MOSCOW (AP) - A Russian private television station whose critical reporting had irritated the Kremlin was taken off the air Sunday and replaced by a state-run sports channel.

The government explained the change by saying a financial crisis made it impossible for TVS to broadcast its programs. Yet the shutdown of TVS - one of Russia's two main private stations - gives the Kremlin a firmer grip on what goes out over the nation's airwaves.

The Russian press ministry pulled the plug on TVS early Sunday morning while it was broadcasting commercials, the Interfax news agency said.

A press release from the ministry, quoted by Interfax, said the decision was ``not an easy one.'' But the station's financial crisis and problems with staff and management made further broadcasting impossible, the ministry said.

Workers at TVS were stunned.

``I learned that were were switched off while I was driving to work,'' news editor Elena Korobova told NTV television news. ``I was shocked.''

Another news editor, Lena Vasilkova, said, ``I have a feeling that a murder has been committed. It was like a criminal chronicle, the same feelings ... pity, desperation, hopelessness.''

The editor in chief of the Ekho Moskvy radio station, Alexei Venediktov, said the closing of TVS gives the government a virtual monopoly on broadcasting. ``It's like when all candidates are excluded from the election campaign, except for only one,'' he told Interfax.

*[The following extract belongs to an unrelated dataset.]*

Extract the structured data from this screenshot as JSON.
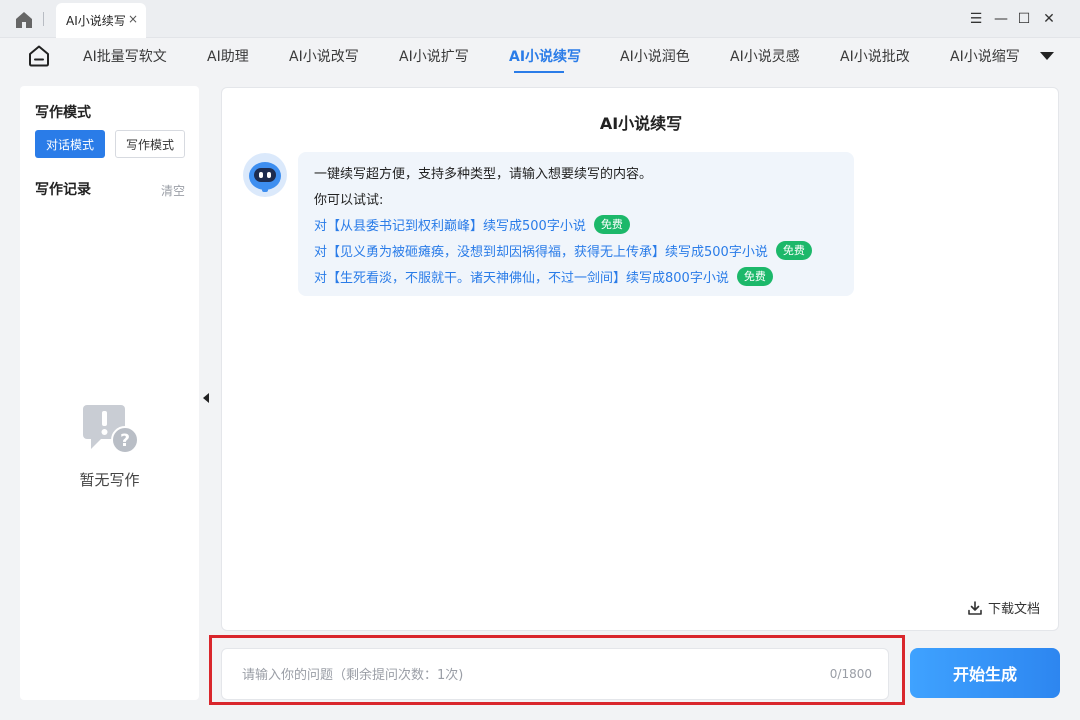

TVS was created from the ashes of two other television stations that came into conflict with powerful companies connected to the Kremlin.

Many journalists who work for TVS' news service previously worked for NTV, Russia's biggest private station. NTV was taken over by the government-connected natural gas monopoly in 2001 in what critics said was an attempt to curb the station's critical coverage.

Many prominent NTV employees moved over to TV6 in protest of the takeover, but that station was shut down in a dispute with a shareholder, a government-connected pension fund. TV6 journalists then formed another TVS with financial backing from a group of business executives loyal to the Kremlin.

TVS has been plagued by financial difficulties, partly as a result of infighting among its shareholders, according to Russian media reports.

This month, Moscow's main cable company stopped transmitting TVS, claiming the station owed it $8 million - a figure TVS disputes. Most of the capital's residents could receive the station only via cable.